I'm going to try and describe where I feel I'm at and what I'd like help with, with as little rambling as possible.

I've been practicing daily for about five years. The teachers I've found myself watching/reading the most are: Rupert Spira, Adyashanti, Eckhart Tolle, and several others. As of now I have very little knowledge of the Buddhist traditions regularly discussed here.

Early on in my practice I had what I'd describe as an experience of 'awakening'. If I had to put it into words I'd say it was a deep sense of effortless freedom and happiness. A recognition that happiness would never be found where I'd traditionally been looking for it (relationships, work, etc.)

I feel my practice is headed in the right direction because of progressive positive changes I've seen in my life, less anger, less need to escape my pain by eating junk food, small but good stuff like that. Practice feels like a way of undoing the mechanisms within me which keep me from experiencing the aforementioned effortless peace.

Things have become feeling stagnant however which is why I'm seeking some outside perspective.
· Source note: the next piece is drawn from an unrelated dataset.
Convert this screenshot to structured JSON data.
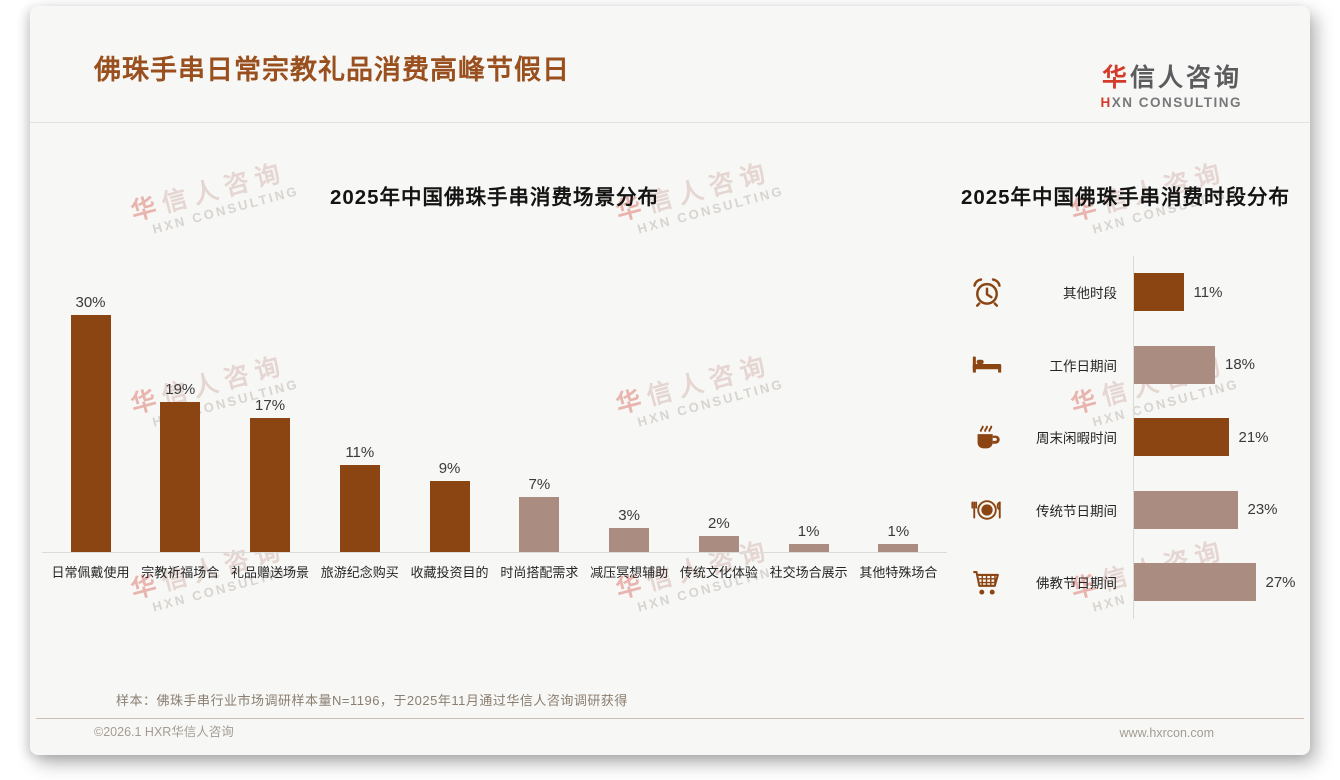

A large part of my practice up until now has been deconstructing the sense of a separate self, the "doer". I want to continue this work, but my usual way of approaching it isn't yielding great results.

The primary ways of doing this deconstruction that I've learnt is pondering questions like Who am I? Where/when am I? Who is meditating? etc. as well as "paying attention to the sense of the I am".

When I try to do these inquiries these days it just feels like an effort to receive pleasure. It feels like an effort by my ego to 'win'. This is what happens for me with nearly all spiritual exercises right now.

And so I've a feeling what I need to progress is a more sophisticated way of seeing through the illusion of the "doer". I was listening to Daniel Ingram on a podcast recently where he was describing noticing intentions arising in the same way you'd notice thoughts. This simple direction was and still is useful to me and has given me some small but significant breakthroughs. I hadn't heard that method of investigation worded like that before, it was fresh and useful.

And so my main motivation for posting here is to hopefully find more direction like that. Or any advice the community deems potentially useful. I'm very happy to receive "go and read X" as an answer.

Looking forward to reading your replies.

Tony

RE: Introducing myself and seeking guidance
Answer
7/16/20 2:17 PM as a reply to Tony.
Hello
Did you read Mastering the Core Teachings of the Buddha?
Lots of terminology on this site can be found there and generally it very good dharma book.

If you have not tried it before Mahasi Noting is good meditation practice. You can do it on cushion (or whatever position you meditate) and during most of the time in normal life. It generally trains your recognition skills quite well and helps transform internal verbalization to something more straightforward to work with.

As for happiness imho only helping other beings can make you truly happy.
Meditation however can make you experience very pleasurable. My advice would be to never pass on pleasure. Not cling to it but always strive to make your practice as nice as it can be. There might be temptation to do something which is unpleasant because it might work better but it almost always lead to bad results. Is better to make effort to make any practice you do worth doing by the way it feels alone and any supposed benefits treat as secondary thing. Meditation is much more efficient that way.